I've always struggled with how to best include classes into my php code. Pathing is usually an issue but a few minutes ago i found this question which dramatically helps that. Now I'm reading about __autoload and thinking that it could make the process of developing my applications much easier. The problem is i like to maintain folder structure to separate areas of functionality as opposed to throwing everything into a general /lib folder. So if i override autoload to do a deep search of a class folder including all subfolders, what performance hits can i expect?
Obviously this will depend on scale, depth of the folder structure and number of classes but generally I'm asking on a medium scale project will it cause problems.
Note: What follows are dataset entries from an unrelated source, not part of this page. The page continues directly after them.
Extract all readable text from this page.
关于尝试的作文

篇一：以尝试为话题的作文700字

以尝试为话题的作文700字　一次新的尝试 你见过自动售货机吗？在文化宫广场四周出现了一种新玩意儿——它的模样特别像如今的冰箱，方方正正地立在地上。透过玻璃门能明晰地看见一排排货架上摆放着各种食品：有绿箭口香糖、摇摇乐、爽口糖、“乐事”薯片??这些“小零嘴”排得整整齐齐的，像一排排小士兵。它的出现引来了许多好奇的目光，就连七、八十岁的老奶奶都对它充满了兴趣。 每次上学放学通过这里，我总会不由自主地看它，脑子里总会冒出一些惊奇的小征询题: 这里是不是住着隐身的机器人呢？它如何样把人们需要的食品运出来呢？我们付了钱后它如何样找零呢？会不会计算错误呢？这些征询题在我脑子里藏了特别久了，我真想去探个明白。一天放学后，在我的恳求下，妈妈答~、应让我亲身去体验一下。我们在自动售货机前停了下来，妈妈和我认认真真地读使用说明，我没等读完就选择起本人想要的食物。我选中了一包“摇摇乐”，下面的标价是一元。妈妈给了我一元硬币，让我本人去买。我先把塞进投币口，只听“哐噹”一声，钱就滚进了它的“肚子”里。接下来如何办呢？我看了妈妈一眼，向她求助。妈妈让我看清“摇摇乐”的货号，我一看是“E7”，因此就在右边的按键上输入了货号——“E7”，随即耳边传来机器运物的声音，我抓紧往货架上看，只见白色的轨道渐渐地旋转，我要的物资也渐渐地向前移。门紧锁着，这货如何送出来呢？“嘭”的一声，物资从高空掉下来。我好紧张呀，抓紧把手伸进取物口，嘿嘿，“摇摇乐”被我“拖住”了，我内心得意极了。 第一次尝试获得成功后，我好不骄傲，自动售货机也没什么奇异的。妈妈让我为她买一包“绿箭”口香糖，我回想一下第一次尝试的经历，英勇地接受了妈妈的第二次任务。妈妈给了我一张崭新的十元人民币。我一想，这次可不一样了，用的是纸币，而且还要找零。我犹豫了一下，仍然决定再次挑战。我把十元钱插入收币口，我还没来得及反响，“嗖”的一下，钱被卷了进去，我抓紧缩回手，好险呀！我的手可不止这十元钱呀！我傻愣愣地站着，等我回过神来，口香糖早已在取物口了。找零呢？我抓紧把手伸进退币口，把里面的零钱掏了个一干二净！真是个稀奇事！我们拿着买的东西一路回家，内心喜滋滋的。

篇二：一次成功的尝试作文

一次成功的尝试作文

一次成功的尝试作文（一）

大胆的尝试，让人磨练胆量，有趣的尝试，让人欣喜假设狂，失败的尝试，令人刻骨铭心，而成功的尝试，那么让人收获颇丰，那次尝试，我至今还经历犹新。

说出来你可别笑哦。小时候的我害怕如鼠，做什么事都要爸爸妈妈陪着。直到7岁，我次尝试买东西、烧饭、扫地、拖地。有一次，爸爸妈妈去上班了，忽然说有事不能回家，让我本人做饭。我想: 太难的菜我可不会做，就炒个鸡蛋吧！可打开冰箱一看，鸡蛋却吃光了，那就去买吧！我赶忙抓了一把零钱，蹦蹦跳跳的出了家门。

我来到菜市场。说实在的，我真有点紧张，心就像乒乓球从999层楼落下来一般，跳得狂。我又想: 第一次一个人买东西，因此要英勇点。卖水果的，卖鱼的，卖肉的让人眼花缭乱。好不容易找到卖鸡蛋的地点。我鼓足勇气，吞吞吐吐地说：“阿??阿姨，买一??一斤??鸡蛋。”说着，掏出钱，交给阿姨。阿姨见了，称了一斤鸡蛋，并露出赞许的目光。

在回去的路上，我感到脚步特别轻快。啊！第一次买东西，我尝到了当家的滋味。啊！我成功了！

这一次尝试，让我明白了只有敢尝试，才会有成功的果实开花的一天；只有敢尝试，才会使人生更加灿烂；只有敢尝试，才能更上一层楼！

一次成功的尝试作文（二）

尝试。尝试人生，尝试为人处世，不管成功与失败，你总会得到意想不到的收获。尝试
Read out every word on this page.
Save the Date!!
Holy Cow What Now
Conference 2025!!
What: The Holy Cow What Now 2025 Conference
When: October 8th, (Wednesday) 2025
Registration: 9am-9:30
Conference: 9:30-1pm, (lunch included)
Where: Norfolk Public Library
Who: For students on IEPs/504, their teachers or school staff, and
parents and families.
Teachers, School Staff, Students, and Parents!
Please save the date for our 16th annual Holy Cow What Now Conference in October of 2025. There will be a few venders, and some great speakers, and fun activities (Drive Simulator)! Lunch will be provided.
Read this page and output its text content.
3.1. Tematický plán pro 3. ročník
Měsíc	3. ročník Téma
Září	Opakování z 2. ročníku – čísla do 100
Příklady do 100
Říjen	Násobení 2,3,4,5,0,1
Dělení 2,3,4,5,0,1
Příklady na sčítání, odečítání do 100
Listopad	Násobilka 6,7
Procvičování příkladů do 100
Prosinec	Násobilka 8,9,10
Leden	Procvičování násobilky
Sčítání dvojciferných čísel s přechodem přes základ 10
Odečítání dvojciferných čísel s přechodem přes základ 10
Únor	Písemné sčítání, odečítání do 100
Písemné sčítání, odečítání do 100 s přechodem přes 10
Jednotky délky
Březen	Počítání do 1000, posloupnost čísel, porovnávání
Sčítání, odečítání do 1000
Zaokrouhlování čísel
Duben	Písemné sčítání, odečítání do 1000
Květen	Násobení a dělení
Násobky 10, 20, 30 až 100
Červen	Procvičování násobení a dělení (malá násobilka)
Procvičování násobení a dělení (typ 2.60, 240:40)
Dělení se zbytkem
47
__autoload is great, but the cost of stating all the files in a recursive search function is expensive. You might want to look at building a tree of files to use for autoloading. In my framework, I consistently name files for their classes and use a map that is cached for the data.
Check out http://trac.framewerk.org/cgi-bin/trac.fcgi/browser/trunk/index.php [dead link] starting at line 68 for an idea of how this can be done.
Edit: And to more directly answer your question, without caching, you can expect a performance hit on a site with medium to heavy traffic.
A common pattern (Pear, Zend Framework as examples...) is to make the classname reflect the path, so Db_Adapter_Mysql will be in at /Db/Adapter/Mysql.php, from somewhere that's added to the include-path.